On 06/04/12 02:51, Colin Percival wrote:
On 05/30/12 08:30, Andrew Gallatin wrote:
On 05/30/12 10:59, Colin Percival wrote:
The Xen virtual network interface has an issue (ok, really the issue is with
the linux back-end, but that's what most people are using) where it can't
handle scatter-gather writes with lots of pieces, aka. long mbuf chains.
This currently bites us hard with TSO enabled, since it produces said long
mbuf chains.
I think a better approach would be to have a limit on the size of the
pre-segmented TCP payload size sent to the driver. I tend to think
that this would be more generically useful, and it is a better match
for the NDIS APIs, where a driver must specify the max TSO size. I
think the changes to the TCP stack might be simpler (eg, they
would seem to jive better with the existing "maxmtu" approach).
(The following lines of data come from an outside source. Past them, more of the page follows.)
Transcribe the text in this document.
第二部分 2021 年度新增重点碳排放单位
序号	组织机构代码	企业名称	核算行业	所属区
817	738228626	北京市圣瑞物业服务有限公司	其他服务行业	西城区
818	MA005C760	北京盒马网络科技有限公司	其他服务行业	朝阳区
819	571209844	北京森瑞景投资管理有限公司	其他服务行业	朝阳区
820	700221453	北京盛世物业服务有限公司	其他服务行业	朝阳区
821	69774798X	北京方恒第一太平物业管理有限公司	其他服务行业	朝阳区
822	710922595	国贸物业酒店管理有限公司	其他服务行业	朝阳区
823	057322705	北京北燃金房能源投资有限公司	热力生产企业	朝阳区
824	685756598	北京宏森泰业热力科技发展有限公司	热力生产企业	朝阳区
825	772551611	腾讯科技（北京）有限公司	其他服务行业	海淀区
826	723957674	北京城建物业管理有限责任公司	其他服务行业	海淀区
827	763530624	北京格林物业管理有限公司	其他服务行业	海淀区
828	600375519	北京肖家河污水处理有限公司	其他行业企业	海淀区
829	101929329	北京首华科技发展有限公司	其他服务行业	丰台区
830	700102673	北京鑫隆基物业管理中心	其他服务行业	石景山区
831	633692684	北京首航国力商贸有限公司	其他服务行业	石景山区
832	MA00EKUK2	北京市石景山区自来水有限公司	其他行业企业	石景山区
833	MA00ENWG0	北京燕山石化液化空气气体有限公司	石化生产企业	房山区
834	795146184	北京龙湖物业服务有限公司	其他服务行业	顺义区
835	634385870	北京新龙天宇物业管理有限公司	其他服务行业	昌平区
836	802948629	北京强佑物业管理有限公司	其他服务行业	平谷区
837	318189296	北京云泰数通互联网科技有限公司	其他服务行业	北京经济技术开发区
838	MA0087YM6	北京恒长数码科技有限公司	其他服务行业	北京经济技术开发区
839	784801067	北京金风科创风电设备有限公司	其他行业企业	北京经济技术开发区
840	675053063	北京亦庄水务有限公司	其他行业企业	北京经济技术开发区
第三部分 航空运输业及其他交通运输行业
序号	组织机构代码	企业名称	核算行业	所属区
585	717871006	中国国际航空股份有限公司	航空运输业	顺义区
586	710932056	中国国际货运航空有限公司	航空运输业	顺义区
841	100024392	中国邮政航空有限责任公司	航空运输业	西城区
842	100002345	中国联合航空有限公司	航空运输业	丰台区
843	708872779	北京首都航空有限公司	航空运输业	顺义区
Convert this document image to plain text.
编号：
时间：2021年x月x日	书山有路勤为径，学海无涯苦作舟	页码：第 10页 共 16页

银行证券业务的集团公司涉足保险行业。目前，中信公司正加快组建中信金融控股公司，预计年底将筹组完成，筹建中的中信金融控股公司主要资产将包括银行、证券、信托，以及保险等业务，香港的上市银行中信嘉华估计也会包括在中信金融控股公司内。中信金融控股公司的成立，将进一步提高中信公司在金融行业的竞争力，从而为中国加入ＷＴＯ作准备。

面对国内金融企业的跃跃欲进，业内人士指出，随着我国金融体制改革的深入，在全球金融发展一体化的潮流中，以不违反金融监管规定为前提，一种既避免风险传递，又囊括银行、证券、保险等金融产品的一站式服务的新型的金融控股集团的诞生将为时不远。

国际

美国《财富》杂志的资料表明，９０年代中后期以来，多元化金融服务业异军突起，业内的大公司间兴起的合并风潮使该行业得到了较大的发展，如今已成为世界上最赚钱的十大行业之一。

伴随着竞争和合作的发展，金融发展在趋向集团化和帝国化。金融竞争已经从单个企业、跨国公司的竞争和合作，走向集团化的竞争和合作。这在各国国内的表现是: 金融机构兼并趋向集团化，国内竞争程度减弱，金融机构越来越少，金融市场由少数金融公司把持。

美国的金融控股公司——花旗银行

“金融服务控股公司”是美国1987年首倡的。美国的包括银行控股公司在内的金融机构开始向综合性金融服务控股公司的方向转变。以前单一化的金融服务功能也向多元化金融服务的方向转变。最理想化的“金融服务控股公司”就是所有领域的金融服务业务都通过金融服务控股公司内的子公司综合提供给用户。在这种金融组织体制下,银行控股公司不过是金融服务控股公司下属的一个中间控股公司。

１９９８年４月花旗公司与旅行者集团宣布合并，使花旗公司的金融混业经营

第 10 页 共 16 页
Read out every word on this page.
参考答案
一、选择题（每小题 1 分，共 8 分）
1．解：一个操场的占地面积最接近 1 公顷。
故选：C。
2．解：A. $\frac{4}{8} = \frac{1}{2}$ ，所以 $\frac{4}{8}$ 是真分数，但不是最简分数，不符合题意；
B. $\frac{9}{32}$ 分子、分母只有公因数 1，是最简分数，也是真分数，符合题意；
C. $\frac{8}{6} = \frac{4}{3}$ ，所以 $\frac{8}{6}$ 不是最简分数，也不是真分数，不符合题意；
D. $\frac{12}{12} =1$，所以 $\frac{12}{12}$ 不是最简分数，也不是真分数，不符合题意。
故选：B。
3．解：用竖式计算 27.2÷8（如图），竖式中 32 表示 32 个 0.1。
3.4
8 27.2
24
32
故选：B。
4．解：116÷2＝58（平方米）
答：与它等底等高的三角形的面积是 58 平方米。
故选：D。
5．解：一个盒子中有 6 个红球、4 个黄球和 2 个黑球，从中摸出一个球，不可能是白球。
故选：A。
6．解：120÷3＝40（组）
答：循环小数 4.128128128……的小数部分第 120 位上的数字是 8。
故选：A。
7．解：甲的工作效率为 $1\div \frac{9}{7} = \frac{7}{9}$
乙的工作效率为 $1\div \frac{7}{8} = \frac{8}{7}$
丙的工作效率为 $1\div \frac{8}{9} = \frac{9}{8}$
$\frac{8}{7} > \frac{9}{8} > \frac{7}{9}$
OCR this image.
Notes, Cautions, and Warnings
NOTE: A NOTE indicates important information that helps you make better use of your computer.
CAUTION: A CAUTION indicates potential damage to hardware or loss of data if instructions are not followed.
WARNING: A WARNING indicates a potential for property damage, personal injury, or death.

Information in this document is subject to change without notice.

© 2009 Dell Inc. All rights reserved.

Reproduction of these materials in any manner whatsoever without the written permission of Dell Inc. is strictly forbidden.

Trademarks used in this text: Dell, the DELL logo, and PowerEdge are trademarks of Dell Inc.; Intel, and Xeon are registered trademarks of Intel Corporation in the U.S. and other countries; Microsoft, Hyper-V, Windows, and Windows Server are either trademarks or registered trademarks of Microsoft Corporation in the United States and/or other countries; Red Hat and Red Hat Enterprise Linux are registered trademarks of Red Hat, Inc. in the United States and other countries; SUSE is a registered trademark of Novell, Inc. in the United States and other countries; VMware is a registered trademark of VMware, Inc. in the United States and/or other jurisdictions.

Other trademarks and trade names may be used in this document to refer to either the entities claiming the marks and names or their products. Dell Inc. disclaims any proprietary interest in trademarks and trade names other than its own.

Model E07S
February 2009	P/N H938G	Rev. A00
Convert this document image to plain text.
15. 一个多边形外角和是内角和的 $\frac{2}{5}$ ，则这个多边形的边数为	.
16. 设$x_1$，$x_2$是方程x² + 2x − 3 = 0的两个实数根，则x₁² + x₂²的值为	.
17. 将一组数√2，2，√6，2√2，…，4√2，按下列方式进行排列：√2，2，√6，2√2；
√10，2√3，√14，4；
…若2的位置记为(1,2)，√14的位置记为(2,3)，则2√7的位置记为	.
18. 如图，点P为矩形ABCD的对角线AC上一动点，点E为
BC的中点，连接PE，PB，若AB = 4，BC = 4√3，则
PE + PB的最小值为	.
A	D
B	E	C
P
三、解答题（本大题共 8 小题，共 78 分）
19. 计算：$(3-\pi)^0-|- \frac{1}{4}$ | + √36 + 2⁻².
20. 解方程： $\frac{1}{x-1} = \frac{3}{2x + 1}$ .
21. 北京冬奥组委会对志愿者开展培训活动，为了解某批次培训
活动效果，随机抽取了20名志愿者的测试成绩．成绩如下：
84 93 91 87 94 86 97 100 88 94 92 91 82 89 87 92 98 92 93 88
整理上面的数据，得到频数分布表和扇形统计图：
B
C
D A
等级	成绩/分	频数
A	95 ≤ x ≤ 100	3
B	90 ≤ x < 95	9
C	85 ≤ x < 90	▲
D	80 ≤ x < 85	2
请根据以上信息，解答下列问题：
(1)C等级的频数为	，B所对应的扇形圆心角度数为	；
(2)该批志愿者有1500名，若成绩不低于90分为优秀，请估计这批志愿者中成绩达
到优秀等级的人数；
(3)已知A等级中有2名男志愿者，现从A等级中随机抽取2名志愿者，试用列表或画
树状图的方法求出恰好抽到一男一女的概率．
I think this could work for you as well. You could set the Xen max
tso size to be 32K (derived from 18 pages/skb, multiplied by a typical
2KB mbuf size, with some slack built in). If the chain was too large,
you could m_defrag it down to size.
I've attached a new patch which:
1. adds a IFCAP_TSO_MSS "capability" and a if_tx_tso_mss field to struct ifnet,
A minor thing, but I don't like the overloading of the term MSS. Perhaps
s/MSS/CHUNKSIZE or another suitably similar but different word/phrase?
2. sets these in netfront when the IFCAP_TSO4 flag is set,
3. extends tcp_maxmtu to read this value,
4. adds a tx_tso_mss field to struct tcpcb,
5. makes tcp_mss_update set tx_tso_mss using tcp_maxmtu, and
6. limits TSO lengths to tx_tso_mss in tcp_output.
Is there a reason to mix signed and unsigned types for the various
tx_tso_mss variables? If not, please pick a type and stick with it.
I've added andre@ to CC in the hope he will eyeball this too given that
he, if I recall correctly, was the original "Mr TSO".